While his appointment was cheered by most Democrats on Wednesday, Republican lawmakers haven't taken issue with it either. Republican Congressman Jason Chaffetz, chairman of the House Oversight and Government Reform Committee, tweeted:
Mueller is a great selection. Impeccable credentials. Should be widely accepted.- Jason Chaffetz (@jasoninthehouse) May 17, 2017
8. In recent years, he's investigated the NFL, Volkswagen, and Japanese car manufacturer Takata.
Mueller's spent time in both the private and public sectors. His first job out of the University of Virginia's law school (where he was a star lacrosse player) was in the public sector, only because he couldn't find a job as an assistant U.S. attorney.
In accepting his new independent counsel posting, Mueller quit his job at the law firm WilmerHale. However, he is bringing some staffers over with him to assist in his Department of Justice investigation.

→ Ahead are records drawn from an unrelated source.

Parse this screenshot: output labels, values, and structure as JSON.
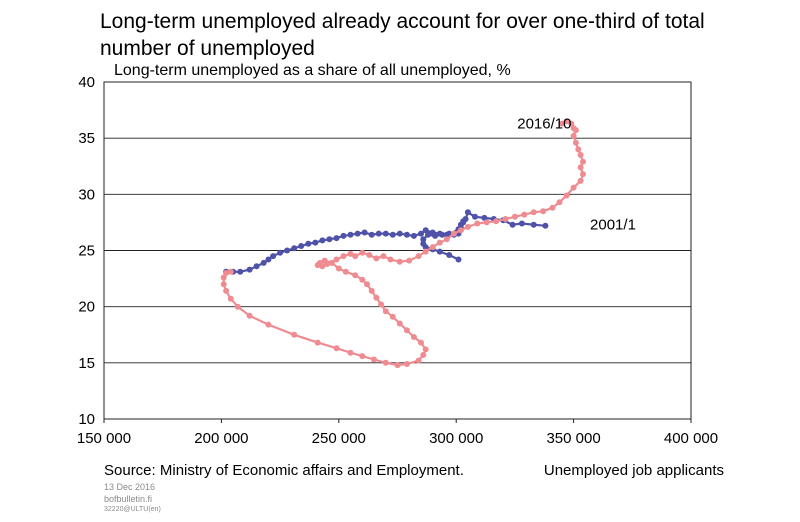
{
  "title": "Long-term unemployed already account for over one-third of total number of unemployed",
  "subtitle": "Long-term unemployed as a share of all unemployed, %",
  "source": "Source: Ministry of Economic affairs and Employment.",
  "footer": {
    "date": "13 Dec 2016",
    "site": "bofbulletin.fi",
    "code": "32220@ULTU(en)"
  },
  "chart_data": {
    "type": "line",
    "title": "Long-term unemployed as a share of all unemployed, %",
    "xlabel": "Unemployed job applicants",
    "ylabel": "",
    "xlim": [
      150000,
      400000
    ],
    "ylim": [
      10,
      40
    ],
    "x_ticks": [
      "150 000",
      "200 000",
      "250 000",
      "300 000",
      "350 000",
      "400 000"
    ],
    "y_ticks": [
      "10",
      "15",
      "20",
      "25",
      "30",
      "35",
      "40"
    ],
    "grid": "horizontal",
    "colors": {
      "series_2001": "#4f52a8",
      "series_2016": "#ef8c92",
      "grid": "#222222"
    },
    "annotations": [
      {
        "text": "2016/10",
        "x": 326000,
        "y": 36.3
      },
      {
        "text": "2001/1",
        "x": 357000,
        "y": 27.3
      }
    ],
    "series": [
      {
        "name": "",
        "color": "#4f52a8",
        "points": [
          [
            338000,
            27.2
          ],
          [
            333000,
            27.3
          ],
          [
            328000,
            27.4
          ],
          [
            324000,
            27.3
          ],
          [
            320000,
            27.7
          ],
          [
            316000,
            27.8
          ],
          [
            312000,
            27.9
          ],
          [
            308000,
            28.0
          ],
          [
            305000,
            28.4
          ],
          [
            304000,
            27.8
          ],
          [
            303000,
            27.5
          ],
          [
            302000,
            27.3
          ],
          [
            301000,
            26.9
          ],
          [
            301000,
            26.5
          ],
          [
            299000,
            26.4
          ],
          [
            296000,
            26.4
          ],
          [
            293000,
            26.5
          ],
          [
            290000,
            26.6
          ],
          [
            287000,
            26.8
          ],
          [
            285000,
            26.5
          ],
          [
            282000,
            26.3
          ],
          [
            279000,
            26.4
          ],
          [
            276000,
            26.5
          ],
          [
            273000,
            26.4
          ],
          [
            270000,
            26.5
          ],
          [
            267000,
            26.5
          ],
          [
            264000,
            26.4
          ],
          [
            261000,
            26.6
          ],
          [
            258000,
            26.5
          ],
          [
            255000,
            26.4
          ],
          [
            252000,
            26.3
          ],
          [
            249000,
            26.1
          ],
          [
            246000,
            26.0
          ],
          [
            243000,
            25.9
          ],
          [
            240000,
            25.7
          ],
          [
            237000,
            25.6
          ],
          [
            234000,
            25.4
          ],
          [
            231000,
            25.2
          ],
          [
            228000,
            25.0
          ],
          [
            225000,
            24.8
          ],
          [
            222000,
            24.5
          ],
          [
            220000,
            24.2
          ],
          [
            218000,
            23.9
          ],
          [
            215000,
            23.6
          ],
          [
            212000,
            23.3
          ],
          [
            208000,
            23.1
          ],
          [
            205000,
            23.1
          ],
          [
            202000,
            23.1
          ]
        ]
      },
      {
        "name": "",
        "color": "#4f52a8",
        "points": [
          [
            301000,
            24.2
          ],
          [
            297000,
            24.6
          ],
          [
            293000,
            24.9
          ],
          [
            290000,
            25.1
          ],
          [
            287000,
            25.3
          ],
          [
            286000,
            25.6
          ],
          [
            286000,
            26.0
          ],
          [
            288000,
            26.4
          ],
          [
            291000,
            26.3
          ],
          [
            294000,
            26.4
          ],
          [
            297000,
            26.5
          ],
          [
            300000,
            26.6
          ],
          [
            302000,
            27.0
          ],
          [
            303000,
            27.6
          ]
        ]
      },
      {
        "name": "",
        "color": "#ef8c92",
        "points": [
          [
            345000,
            36.3
          ],
          [
            347000,
            36.5
          ],
          [
            349000,
            36.3
          ],
          [
            350000,
            35.9
          ],
          [
            351000,
            35.7
          ],
          [
            350000,
            35.2
          ],
          [
            351000,
            34.6
          ],
          [
            352000,
            34.0
          ],
          [
            353000,
            33.5
          ],
          [
            354000,
            32.9
          ],
          [
            353000,
            32.4
          ],
          [
            354000,
            31.8
          ],
          [
            353000,
            31.2
          ],
          [
            350000,
            30.6
          ],
          [
            347000,
            29.9
          ],
          [
            344000,
            29.3
          ],
          [
            341000,
            28.8
          ],
          [
            337000,
            28.5
          ],
          [
            333000,
            28.4
          ],
          [
            329000,
            28.2
          ],
          [
            325000,
            28.0
          ],
          [
            321000,
            27.8
          ],
          [
            317000,
            27.6
          ],
          [
            313000,
            27.5
          ],
          [
            309000,
            27.4
          ],
          [
            305000,
            27.1
          ],
          [
            302000,
            26.8
          ],
          [
            299000,
            26.5
          ],
          [
            296000,
            26.0
          ],
          [
            293000,
            25.7
          ],
          [
            290000,
            25.3
          ],
          [
            287000,
            24.9
          ],
          [
            284000,
            24.5
          ],
          [
            280000,
            24.1
          ],
          [
            276000,
            24.0
          ],
          [
            272000,
            24.2
          ],
          [
            269000,
            24.5
          ],
          [
            266000,
            24.3
          ],
          [
            263000,
            24.6
          ],
          [
            260000,
            24.8
          ],
          [
            257000,
            24.5
          ],
          [
            255000,
            24.7
          ],
          [
            252000,
            24.5
          ],
          [
            249000,
            24.2
          ],
          [
            247000,
            23.9
          ],
          [
            245000,
            23.8
          ],
          [
            243000,
            23.6
          ],
          [
            241000,
            23.7
          ],
          [
            242000,
            23.9
          ],
          [
            244000,
            24.1
          ],
          [
            247000,
            23.9
          ],
          [
            250000,
            23.4
          ],
          [
            253000,
            23.1
          ],
          [
            257000,
            22.8
          ],
          [
            260000,
            22.4
          ],
          [
            262000,
            22.0
          ],
          [
            264000,
            21.4
          ],
          [
            266000,
            20.8
          ],
          [
            268000,
            20.2
          ],
          [
            270000,
            19.6
          ],
          [
            273000,
            19.1
          ],
          [
            276000,
            18.5
          ],
          [
            279000,
            17.9
          ],
          [
            282000,
            17.3
          ],
          [
            285000,
            16.8
          ],
          [
            287000,
            16.2
          ],
          [
            286000,
            15.7
          ],
          [
            284000,
            15.2
          ],
          [
            279000,
            14.9
          ],
          [
            275000,
            14.8
          ],
          [
            270000,
            15.0
          ],
          [
            265000,
            15.3
          ],
          [
            260000,
            15.6
          ],
          [
            255000,
            15.9
          ],
          [
            249000,
            16.3
          ],
          [
            241000,
            16.8
          ],
          [
            231000,
            17.5
          ],
          [
            220000,
            18.4
          ],
          [
            212000,
            19.2
          ],
          [
            207000,
            20.0
          ],
          [
            204000,
            20.7
          ],
          [
            202000,
            21.4
          ],
          [
            201000,
            22.0
          ],
          [
            201000,
            22.6
          ],
          [
            202000,
            23.0
          ],
          [
            204000,
            23.1
          ]
        ]
      }
    ]
  }
}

WilmerHale is, in a twist, representing former Trump campaign chairman Paul Manafort, who's under investigation for his possible ties to the Ukrainian government. Mueller has not commented on this.
Some of his other high-profile cases include masterminding the distribution of a $1 billion fee to be paid by Japanese car manufacturer Takata, over a faulty air bag inflator which led to sixteen deaths worldwide. He also investigated the NFL over the 2014 violent Ray Rice elevator video, and though he did not find fault with their timeline of events, including when they knew the video existed, he did find the NFL's investigation overall lacking.
9. He has a Bronze Star, a Purple Heart, two Navy commendation medals, and a Vietnamese Cross of Gallantry from his time serving in the Marines.
After Mueller graduated from St. Paul's School (a prep school in New Hampshire; former Secretary of State John Kerry was a classmate) and then Princeton University, he signed up for service in Vietnam, where he served for three years.
10. He's beloved within the Justice Department.
During Mueller's farewell ceremony, many members of the Justice Department praised his leadership and his legacy. Some speakers even joked that Mueller's career within the department wasn't over:
John Pistole, former deputy director of the FBI:
"A leader, a man of character and integrity, a distinguished and dedicated public servant, humble, principled pragmatist, an innovator and a motivator."
Eric Holder, then-Attorney General:
"Bob's work literally helped to save lives. And also made better the lives of people who were too often unseen or who were forgotten. He was eager to make a difference and he did."
David Margolis, former associate deputy attorney:
"It appears, as he departs justice for the last time, hopefully, he will have held every position in the department save one: Attorney General. But then again, one has to wonder whether this time he's really leaving for good."